We are excited to share that Climate Connect Digital (CCD) hosted its webinar on the 24th of May. This impactful event was centred around Digital Measurement, Reporting, and Verification (DMRV). DMRV represents a paradigm shift in climate action, leveraging advanced technology to automate the precise measurement, reporting, and verification of greenhouse gas emissions and sustainability metrics. With the potential to significantly reduce the time it takes to verify carbon credits, DMRV has captured the attention of environmental enthusiasts and industry professionals alike.
During his presentation, Amit Narayan explained why he sees AI as a powerful tool to tackle climate change, and presented one of the most promising AI-powered energy solutions.
AI and climate tech
Due to its software-based asset-light nature, AI can enable faster scaling of solutions to reduce greenhouse gas emissions and mitigate their effects. Amit categorises the applications of AI in the context of climate tech into three broad buckets. The first of these includes improving the efficiency and productivity of operations and customer interactions. Generative AI, particularly large language models, can help engage customers and improve their experience, which is especially valuable in the energy sector.
The second category focuses on specific applications within the climate tech domain, such as measuring, monitoring, forecasting and reporting the impact of various solutions. Amit believes that advancements in AI, including convolutional neural networks (CNNs) and foundational models, can have a significant impact in these areas, spanning emissions from grids, buildings, transportation, farms, forests and industrial processes.
The third category involves the use of AI for scientific computation, enabling the discovery of new materials and advancements in chemistry, biology and physics. Although this area is still in the early stages compared to language models like ChatGPT, Amit expects to see more applications emerging here in the near future.

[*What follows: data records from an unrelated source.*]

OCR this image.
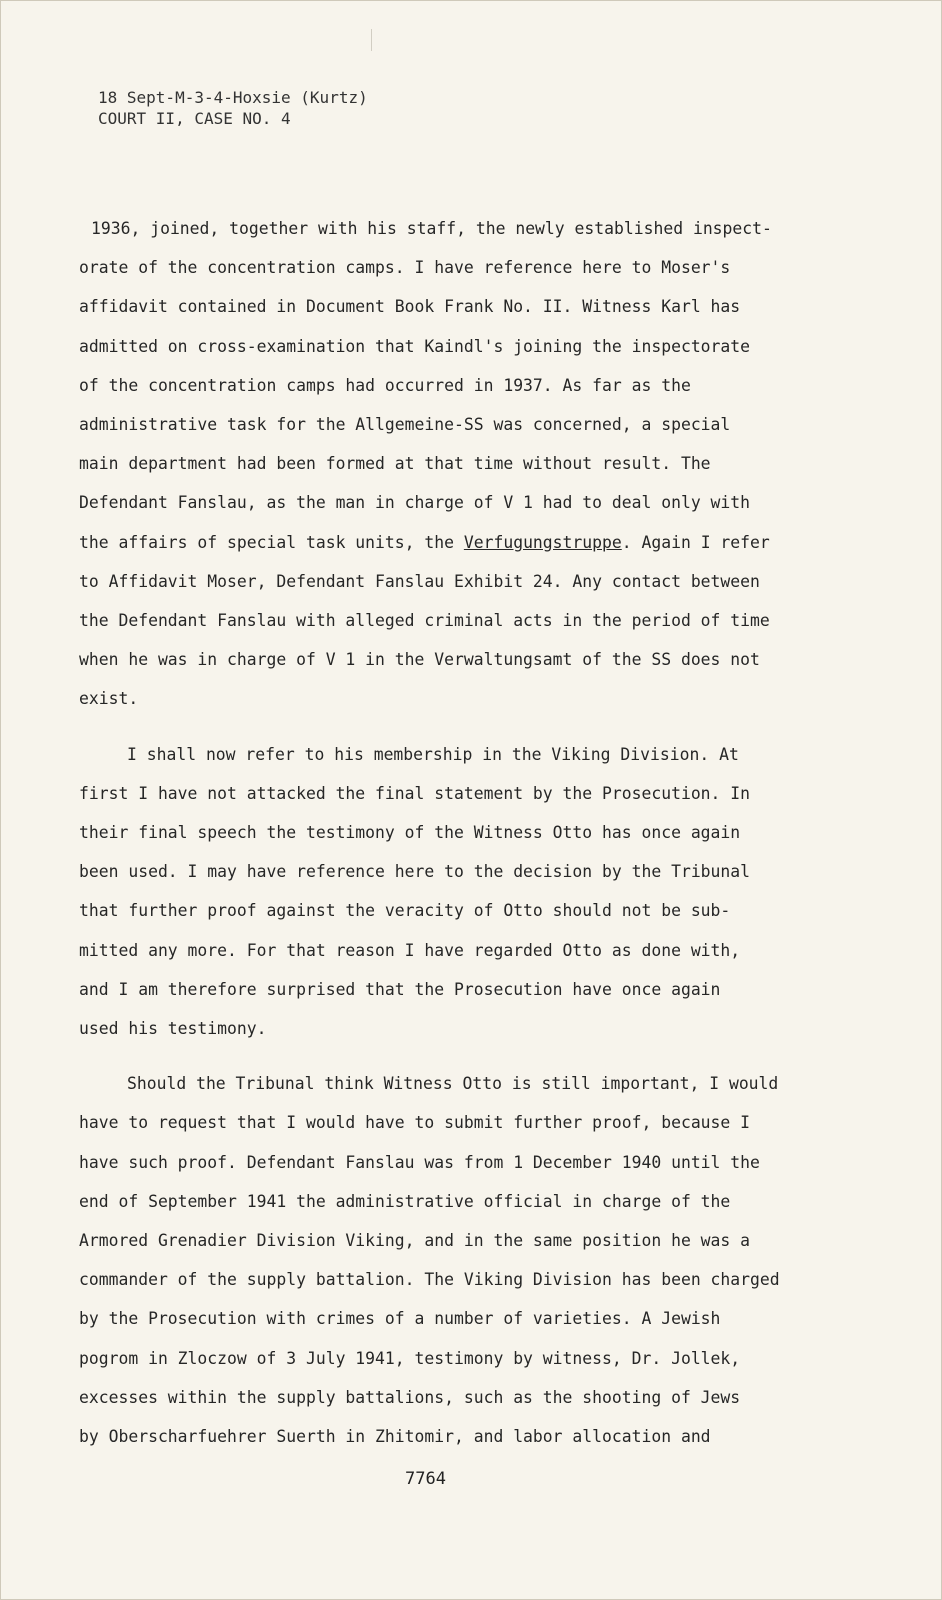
18 Sept-M-3-4-Hoxsie (Kurtz)
COURT II, CASE NO. 4
1936, joined, together with his staff, the newly established inspect-
orate of the concentration camps. I have reference here to Moser's
affidavit contained in Document Book Frank No. II. Witness Karl has
admitted on cross-examination that Kaindl's joining the inspectorate
of the concentration camps had occurred in 1937. As far as the
administrative task for the Allgemeine-SS was concerned, a special
main department had been formed at that time without result. The
Defendant Fanslau, as the man in charge of V 1 had to deal only with
the affairs of special task units, the Verfugungstruppe. Again I refer
to Affidavit Moser, Defendant Fanslau Exhibit 24. Any contact between
the Defendant Fanslau with alleged criminal acts in the period of time
when he was in charge of V 1 in the Verwaltungsamt of the SS does not
exist.
I shall now refer to his membership in the Viking Division. At
first I have not attacked the final statement by the Prosecution. In
their final speech the testimony of the Witness Otto has once again
been used. I may have reference here to the decision by the Tribunal
that further proof against the veracity of Otto should not be sub-
mitted any more. For that reason I have regarded Otto as done with,
and I am therefore surprised that the Prosecution have once again
used his testimony.
Should the Tribunal think Witness Otto is still important, I would
have to request that I would have to submit further proof, because I
have such proof. Defendant Fanslau was from 1 December 1940 until the
end of September 1941 the administrative official in charge of the
Armored Grenadier Division Viking, and in the same position he was a
commander of the supply battalion. The Viking Division has been charged
by the Prosecution with crimes of a number of varieties. A Jewish
pogrom in Zloczow of 3 July 1941, testimony by witness, Dr. Jollek,
excesses within the supply battalions, such as the shooting of Jews
by Oberscharfuehrer Suerth in Zhitomir, and labor allocation and
7764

Virtual power plants (VPPs)
Amit emphasised the fact that energy consumption accounts for about two-thirds to three-fourths of all GHG emissions. Transportation and buildings alone account for over 50% of the total. In this context, Amit focused on a particular application of AI that he has been working on for several years: virtual power plants (VPPs). `
According to Amit, VPPs aim to convert energy usage into electricity from renewable sources like solar and wind. However, due to the intermittent nature of renewables and the lack of storage capacity, natural gas-based peaker plants are often used as backup power, which defeats the purpose of renewable energy. Peaker plants are not only more polluting but also disproportionately impact vulnerable populations and become unreliable during extreme weather events.
VPPs powered by AI can provide a solution by modulating supply and demand on the grid. Amit compares the concept to Uber, where energy assets such as HVAC systems and electric vehicles can be controlled by software to manage renewable energy variations in real time. This allows for a cleaner and more cost-effective grid, using underutilised assets such as EV fleets and school buses. AI plays a crucial role in connecting and integrating these assets, collecting and analysing data, and making millions of micro-adjustments based on forecasts to optimise supply and demand for the VPP. Furthermore, the revenue generated from VPPs can be reinvested into local communities, creating jobs and resilience.
Amit pointed out that the use of AI for VPPs effectively integrates all three of the use categories mentioned at the start, making it a compelling case study of AI driving the renewable energy transition.